Handling of Haskell IO Actions

Asked 3 months ago, Updated 3 months ago, 12 views

I'm a beginner at Haskell.
I have a question.

parseDnsMessage::BG.BitGet DnsMessage


resolveName qname name bstr=do
  let newbstr = BSL.toStrict$replace(BS.pack qname) (BS.pack name) bstr
  retbstr<-recQuery newbstr (head rootServers 4)
  let msg = BG.runBitGet retbstr parseDnsMessage
  case msg of
    Right m->(intercalate .. $$map show(rdata$head$answer$m))

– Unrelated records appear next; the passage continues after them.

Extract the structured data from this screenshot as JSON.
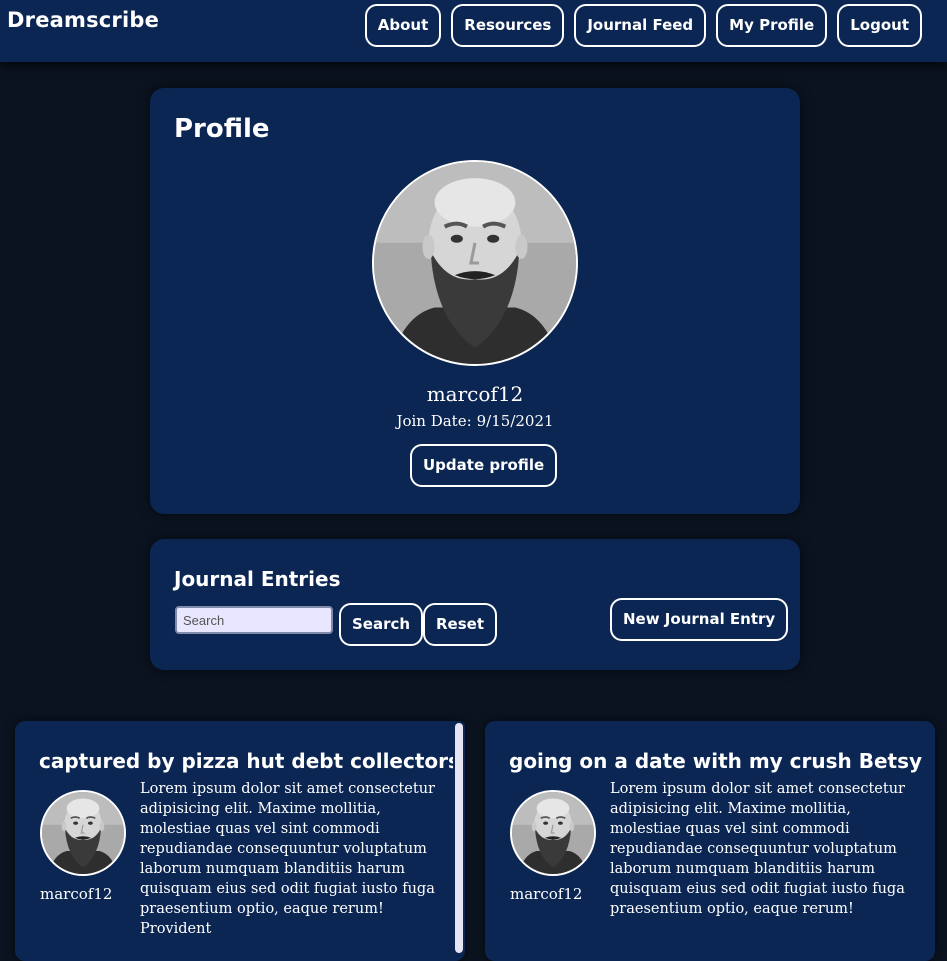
{
  "navbar": {
    "brand": "Dreamscribe",
    "links": [
      "About",
      "Resources",
      "Journal Feed",
      "My Profile",
      "Logout"
    ]
  },
  "profile": {
    "title": "Profile",
    "username": "marcof12",
    "join_date_label": "Join Date:",
    "join_date": "9/15/2021",
    "update_button": "Update profile"
  },
  "journal": {
    "title": "Journal Entries",
    "search_placeholder": "Search",
    "search_button": "Search",
    "reset_button": "Reset",
    "new_entry_button": "New Journal Entry"
  },
  "entries": [
    {
      "title": "captured by pizza hut debt collectors",
      "author": "marcof12",
      "body": "Lorem ipsum dolor sit amet consectetur adipisicing elit. Maxime mollitia, molestiae quas vel sint commodi repudiandae consequuntur voluptatum laborum numquam blanditiis harum quisquam eius sed odit fugiat iusto fuga praesentium optio, eaque rerum! Provident"
    },
    {
      "title": "going on a date with my crush Betsy",
      "author": "marcof12",
      "body": "Lorem ipsum dolor sit amet consectetur adipisicing elit. Maxime mollitia, molestiae quas vel sint commodi repudiandae consequuntur voluptatum laborum numquam blanditiis harum quisquam eius sed odit fugiat iusto fuga praesentium optio, eaque rerum!"
    }
  ],
  "colors": {
    "page_background": "#0b1320",
    "card_background": "#0b2653",
    "text": "#ffffff",
    "search_field": "#e8e7ff"
  }
}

--- The following error message ---

Couldn't match expected type '[BSI.ByteString]'
            with actual type 'IO BSI.ByteString'
Inastmt of a'do' block:
  retbstr<-recQuery newbstr (head rootServers 4)
In the expression:
  do {let newbstr
             = BSL.toStrict$replace(BS.pack qname)(BS.pack name)bstr;
       retbstr<-recQuery newbstr(head rootServers4);
       let msg = BG.runBitGet retbstr parseDnsMessage;
       case msg of {
         Right m
           ->(intercalate"."$map show(rdata$head$answer$m))}

How is it appropriate to write in such a case?
Thank you for your cooperation.


2022-09-30 12:00

1 Answers

Although the do notation appears to be processed by <- while extracting the contents, there are restrictions, and the value represented by the entire do notation must be the type of monad from which the contents are taken out.

In other words, if you want to use <- to describe something, the result must also be IO.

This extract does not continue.